Pourquoi ces pages sur un sujet qui semble épuisé ?

Le « à bas Euclide ! » de Jean Dieudonné, malgré tout le respect dû au grand mathématicien, m’a toujours mis mal à l’aise. J’admire davantage l’œuvre d’Émile Artin, qui a montré qu’en se basant sur une axiomatique que n’aurait pas reniée Euclide, et beaucoup moins exigeante que celle de David Hilbert, on pouvait reconstruire les notions abstraites introduites en mathématiques dites «modernes», mais devenues centenaires, que sont les structures algébriques, et en particulier les structures de corps et d’espace vectoriel.

Il est paradoxal que l’enseignement post-bac présente la structure abstraite d’espace vectoriel avant la notion d’espace affine, alors que collégiens et lycéens d’aujourd’hui (en 2020) n’ont qu’une expérience très limitée en géométrie. Cela est nécessaire d’un point de vue Bourbakiste, pour pouvoir présenter un espace affine comme un ensemble sur lequel opère le groupe de l’espace vectoriel, mais Il me semble qu’il serait pédagogiquement plus honnête d’utiliser le point de vue d’Émile Artin, qui construit d’abord le groupe additif des translations d’un plan. L’ensemble des endomorphismes de tout groupe est naturellement muni d’une structure d’anneau, on définit ensuite un sous-anneau qui se révèle être un corps en utilisant les homothéties du plan. Finalement on réussit à associer au groupe des translations, ce corps constitué d’automorphismes particuliers, et ceci à partir de seulement cinq axiomes, dont les très importants axiomes de Desargues.

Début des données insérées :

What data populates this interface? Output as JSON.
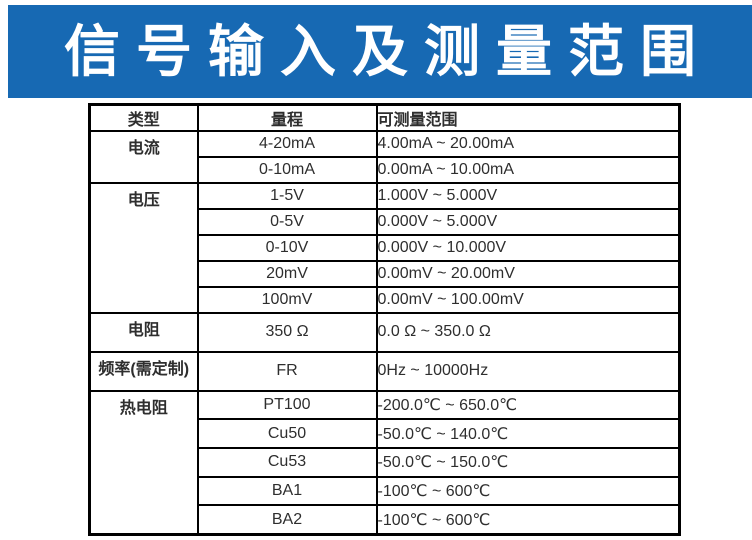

Les propriétés de la multiplication extérieure énoncées dans la définition «moderne» de la structure d’espace vectoriel ne sont que les propriétés qui définissent un automorphisme de groupe.

Nous allons détailler la méthode d’Émile Artin, afin de montrer tout l’intérêt qu’il faut accorder à la structure d’espace vectoriel, sans tomber dans l’excès bourbakiste de Jean Dieudonné qui voudrait débuter l’étude de la géométrie en parachutant la structure d’espace vectoriel, alors qu’il a fallu plusieurs millénaires pour effectuer cette synthèse qui est l’aboutissement de toute l’expérience acquise et accumulée par les géomètres et mathématiciens au cours d’une très longue histoire étalée sur plusieurs millénaires.